Post Chapter 11, RDA Looks for Turnaround
“When the dust settles, we’re going to be a quarter of the size we were."
Upheaval has been a defining characteristic of RDA Holding Co. for the last three years.
RDA is now set to emerge from Chapter 11 in late July with about $100 million in debt. That's down from around $500 million at the time of the latest bankruptcy filing and $2.1 billion less than the first time around.
Robert Guth, president and CEO of the company since late 2011, has been orchestrating a strategic turnaround against that backdrop, betting on discipline and exclusivity to stabilize the 91-year-old name brand.
He says the company will return to profitability next year.
"If anything had taken away from [our core business] over time, it was just a lack of focus," Guth says. "I think there was an anecdotal view that the publishing sector in general was going to continue to decline and therefore we needed to do other things to offset that. There's nothing wrong with that philosophy—a lot of successful businesses have done that—but in our case, all those other pursuits accelerated the decline."
Part of Guth's strategy has been to divest those ancillary lines of business. Among other changes since he arrived, Everyday with Rachel Ray and Allrecipies.com were sold to Meredith in separate deals, 150 staffers were laid off and it was announced that the company would license its international operations.
The other part of the strategy has been in recalibrating its core.
Reducing Rate Base and Going Customer-Centric
The majority of the changes announced as part of RDA's emergence from bankruptcy are aimed at the company's flagship title and largest single piece, Reader's Digest.
Most notably, the magazine is slashing its rate base by 45 percent, dropping from 5.5 million to 3 million in a move that's intended to reduce dependency on underpriced agent-sold subscriptions. The cut will be phased in through the rest of 2013 and take full effect January 1, 2014.
The new model will concentrate on driving more direct-to-publisher sold subscriptions at higher, more consistent rates, Guth says.
"There are two kinds of business strategies: There's a strategy that's advertising-centric, which requires a rate-base mindset, and there's a strategy that's more consumer-centric," Guth says. "Either business strategy is great, but you can't be both. I think over time, we've evolved into a place where we were trying to be both."
"Historically, [the profitability of] virtually all our titles came from the subscription base, not from the advertising base," he continues. "By pursing a rate base almost blindly, you lose the ability to have a profitable subscriber base because you rely on agents and you end up at the least common denominator of those agents' pricings."

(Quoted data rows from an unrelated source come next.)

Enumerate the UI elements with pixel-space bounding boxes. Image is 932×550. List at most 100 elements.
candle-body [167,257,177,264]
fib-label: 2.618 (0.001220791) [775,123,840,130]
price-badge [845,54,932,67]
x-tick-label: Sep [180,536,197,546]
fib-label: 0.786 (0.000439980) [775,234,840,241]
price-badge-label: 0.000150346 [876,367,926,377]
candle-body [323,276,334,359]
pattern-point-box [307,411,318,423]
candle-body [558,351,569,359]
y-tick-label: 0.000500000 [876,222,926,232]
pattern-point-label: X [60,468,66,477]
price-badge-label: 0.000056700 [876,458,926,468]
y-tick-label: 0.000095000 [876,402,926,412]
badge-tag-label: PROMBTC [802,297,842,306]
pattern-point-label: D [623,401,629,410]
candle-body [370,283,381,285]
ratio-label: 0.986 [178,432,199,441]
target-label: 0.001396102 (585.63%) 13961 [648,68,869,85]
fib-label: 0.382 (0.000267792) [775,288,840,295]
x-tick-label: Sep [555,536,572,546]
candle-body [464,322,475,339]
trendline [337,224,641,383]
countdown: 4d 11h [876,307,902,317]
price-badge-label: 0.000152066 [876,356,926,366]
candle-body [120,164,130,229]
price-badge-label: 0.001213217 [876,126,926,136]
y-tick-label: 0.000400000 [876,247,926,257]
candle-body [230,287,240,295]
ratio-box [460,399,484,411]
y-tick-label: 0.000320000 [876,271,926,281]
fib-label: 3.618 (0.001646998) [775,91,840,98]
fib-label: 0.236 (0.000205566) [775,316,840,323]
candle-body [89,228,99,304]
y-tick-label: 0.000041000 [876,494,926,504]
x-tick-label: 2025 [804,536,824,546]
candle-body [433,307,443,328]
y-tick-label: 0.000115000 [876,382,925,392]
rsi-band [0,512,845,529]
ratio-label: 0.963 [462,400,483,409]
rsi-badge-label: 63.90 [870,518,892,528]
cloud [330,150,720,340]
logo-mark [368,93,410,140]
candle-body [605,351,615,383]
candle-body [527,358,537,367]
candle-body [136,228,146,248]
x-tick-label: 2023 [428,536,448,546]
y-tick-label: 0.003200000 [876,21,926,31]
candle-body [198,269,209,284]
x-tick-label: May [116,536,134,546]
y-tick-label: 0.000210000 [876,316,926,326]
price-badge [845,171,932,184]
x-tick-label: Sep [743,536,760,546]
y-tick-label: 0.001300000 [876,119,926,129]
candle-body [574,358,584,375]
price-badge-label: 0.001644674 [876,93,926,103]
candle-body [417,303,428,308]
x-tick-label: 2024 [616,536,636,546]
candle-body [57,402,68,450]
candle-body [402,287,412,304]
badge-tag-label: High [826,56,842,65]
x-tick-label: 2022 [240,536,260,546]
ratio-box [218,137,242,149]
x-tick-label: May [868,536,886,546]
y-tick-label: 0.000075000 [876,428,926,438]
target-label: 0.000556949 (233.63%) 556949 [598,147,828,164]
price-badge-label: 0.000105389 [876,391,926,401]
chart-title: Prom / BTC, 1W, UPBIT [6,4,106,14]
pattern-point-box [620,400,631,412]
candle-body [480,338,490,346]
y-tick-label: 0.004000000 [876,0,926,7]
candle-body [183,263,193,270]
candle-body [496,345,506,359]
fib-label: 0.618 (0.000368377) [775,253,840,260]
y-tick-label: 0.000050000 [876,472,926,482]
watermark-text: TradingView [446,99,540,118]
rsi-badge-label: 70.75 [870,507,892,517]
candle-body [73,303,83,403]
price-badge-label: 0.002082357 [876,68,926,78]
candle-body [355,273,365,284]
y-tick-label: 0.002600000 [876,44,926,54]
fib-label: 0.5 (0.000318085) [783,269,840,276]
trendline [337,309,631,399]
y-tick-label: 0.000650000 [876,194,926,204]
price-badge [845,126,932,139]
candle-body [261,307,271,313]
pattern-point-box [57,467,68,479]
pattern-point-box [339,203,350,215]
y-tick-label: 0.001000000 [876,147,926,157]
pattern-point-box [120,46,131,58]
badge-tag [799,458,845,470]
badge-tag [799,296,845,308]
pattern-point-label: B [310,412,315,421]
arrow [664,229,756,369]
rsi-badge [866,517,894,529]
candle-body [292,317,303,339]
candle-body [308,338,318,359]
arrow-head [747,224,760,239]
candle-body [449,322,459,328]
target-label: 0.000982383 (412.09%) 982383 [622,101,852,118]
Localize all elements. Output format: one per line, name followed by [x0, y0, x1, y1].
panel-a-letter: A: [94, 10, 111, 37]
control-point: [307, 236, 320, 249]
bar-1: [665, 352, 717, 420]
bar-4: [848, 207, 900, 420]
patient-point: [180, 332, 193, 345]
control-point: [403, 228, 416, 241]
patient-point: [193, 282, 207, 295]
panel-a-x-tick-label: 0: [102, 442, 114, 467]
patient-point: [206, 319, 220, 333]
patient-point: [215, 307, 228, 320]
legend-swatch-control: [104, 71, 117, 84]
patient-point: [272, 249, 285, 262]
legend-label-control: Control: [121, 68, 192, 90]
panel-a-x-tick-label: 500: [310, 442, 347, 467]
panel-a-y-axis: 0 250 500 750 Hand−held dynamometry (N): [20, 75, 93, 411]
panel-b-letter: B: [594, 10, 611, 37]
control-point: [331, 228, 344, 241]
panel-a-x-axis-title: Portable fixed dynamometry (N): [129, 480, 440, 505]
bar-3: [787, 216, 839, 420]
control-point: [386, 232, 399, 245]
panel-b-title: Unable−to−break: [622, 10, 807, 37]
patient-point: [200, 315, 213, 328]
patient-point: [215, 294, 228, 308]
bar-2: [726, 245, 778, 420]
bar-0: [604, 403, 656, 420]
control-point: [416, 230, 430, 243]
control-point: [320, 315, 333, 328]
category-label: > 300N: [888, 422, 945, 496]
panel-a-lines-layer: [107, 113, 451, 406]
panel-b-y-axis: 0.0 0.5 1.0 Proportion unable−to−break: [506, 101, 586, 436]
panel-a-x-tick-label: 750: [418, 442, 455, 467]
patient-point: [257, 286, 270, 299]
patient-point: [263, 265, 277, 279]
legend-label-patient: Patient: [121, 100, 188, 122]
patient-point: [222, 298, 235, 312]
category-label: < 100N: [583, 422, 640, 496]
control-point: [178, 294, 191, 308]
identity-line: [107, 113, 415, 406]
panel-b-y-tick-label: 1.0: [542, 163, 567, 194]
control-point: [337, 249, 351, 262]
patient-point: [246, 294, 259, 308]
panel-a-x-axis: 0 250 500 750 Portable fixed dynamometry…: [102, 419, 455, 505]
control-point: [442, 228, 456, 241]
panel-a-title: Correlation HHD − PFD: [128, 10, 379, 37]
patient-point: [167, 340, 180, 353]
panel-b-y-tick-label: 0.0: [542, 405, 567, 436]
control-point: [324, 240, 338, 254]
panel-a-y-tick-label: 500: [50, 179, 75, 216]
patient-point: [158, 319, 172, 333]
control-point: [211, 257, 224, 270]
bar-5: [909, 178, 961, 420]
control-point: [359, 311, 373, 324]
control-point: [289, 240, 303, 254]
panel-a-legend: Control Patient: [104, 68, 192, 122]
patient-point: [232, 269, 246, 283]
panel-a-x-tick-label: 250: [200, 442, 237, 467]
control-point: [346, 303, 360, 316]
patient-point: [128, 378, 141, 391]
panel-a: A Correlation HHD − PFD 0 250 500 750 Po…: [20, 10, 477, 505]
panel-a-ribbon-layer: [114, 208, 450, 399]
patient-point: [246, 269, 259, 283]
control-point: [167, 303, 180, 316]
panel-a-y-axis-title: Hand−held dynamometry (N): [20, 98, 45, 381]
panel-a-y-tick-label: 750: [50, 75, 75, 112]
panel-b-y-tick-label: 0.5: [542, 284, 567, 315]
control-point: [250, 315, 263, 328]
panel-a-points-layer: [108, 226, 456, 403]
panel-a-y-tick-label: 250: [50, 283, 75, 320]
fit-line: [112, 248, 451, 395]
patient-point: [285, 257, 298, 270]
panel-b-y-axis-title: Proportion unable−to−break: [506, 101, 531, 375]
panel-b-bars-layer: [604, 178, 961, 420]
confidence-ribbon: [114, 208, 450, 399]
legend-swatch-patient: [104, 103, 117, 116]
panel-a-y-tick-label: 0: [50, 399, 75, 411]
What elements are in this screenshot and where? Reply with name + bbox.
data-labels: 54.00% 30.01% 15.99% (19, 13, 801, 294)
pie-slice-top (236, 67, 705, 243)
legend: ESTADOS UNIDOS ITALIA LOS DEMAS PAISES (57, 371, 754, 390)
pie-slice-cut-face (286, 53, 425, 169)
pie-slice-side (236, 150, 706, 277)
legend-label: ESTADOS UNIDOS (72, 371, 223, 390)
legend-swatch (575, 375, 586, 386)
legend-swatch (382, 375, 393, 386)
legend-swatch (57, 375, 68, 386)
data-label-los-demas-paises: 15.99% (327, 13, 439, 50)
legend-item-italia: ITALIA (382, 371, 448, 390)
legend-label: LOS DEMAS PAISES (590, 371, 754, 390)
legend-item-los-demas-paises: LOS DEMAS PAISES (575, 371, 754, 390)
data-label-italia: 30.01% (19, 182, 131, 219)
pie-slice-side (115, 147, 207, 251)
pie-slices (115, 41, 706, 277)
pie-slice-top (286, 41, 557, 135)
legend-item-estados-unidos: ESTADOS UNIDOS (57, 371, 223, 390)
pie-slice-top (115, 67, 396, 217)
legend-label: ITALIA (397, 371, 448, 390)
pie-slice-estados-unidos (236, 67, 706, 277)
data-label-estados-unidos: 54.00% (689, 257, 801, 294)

Though Reader's Digest had kept circulation steady at around 5.5 million over the last three years, the numbers show it increasingly turned to agents and discounting to do so. Average annualized subscription prices fell by more than $4.30 or almost 25 percent since 2010, by far the largest drop in its competitive set, according to the Alliance for Audited Media.
There's no new price point yet, but enforcing pricing discipline will be a big part of the plan moving forward, Guth says. Too many buyers were waiting for the discounted offers.
With a more profitable customer model in place, Reader's Digest is going to focus more on audience development through product enhancements.
The magazine will undergo a redesign in late 2014 that will include a cover change, a cleaner navigation experience, increased ad spacing throughout the book and a content shift toward more national interest stories. A new mobile design is also slated to be announced later this year.
Those changes come after Reader's Digest moved from 10 to 12 issues annually for 2013 and follow investments in the Taste of Home product, RDA's second-largest title.
RDA is also changing the ad sales model for its flagship title.
Reader's Digest will cut the number of ad pages in each book, moving to an 80-20 edit-to-ad ratio, while offering category exclusivity for partners. No more than four advertisers of any given product category will be in each book.
While limiting ad space is a hallmark of the new strategy, moving from 10 to 12 issues per year seems to run counter to that goal. They're cutting inventory in one place and adding it in another.
Guth disagrees though. It goes back to the consumer-centric model.
"If you look at it through the lens of the consumer, it's not contradictory," he says. "The fundamentals of the approach are about improving the quality first. Going from 10 to 12 is obviously a huge step in improving the quality of the product as it's perceived by customers."
This year's product improvements to Taste of Home—which included a content expansion, perfect binding and heavier stock sections—resulted in a 14.2-percent ad page bump in the first half, per PIB.
While Reader's Digest's decrease in inventory makes increasing ad page counts impossible, the company is hoping for a similarly positive reaction from advertisers.
The changes aren't over—advertisers haven't weighed in yet; more than half of RDA's international license deals are still pending—but Guth says the company's core is going to remain stable for the foreseeable future.
"This is a company going through a massive transformation," Guth says. "When the dust settles, we're going to be a quarter of the size we were two years ago. And you don't go through all that without some amount of change."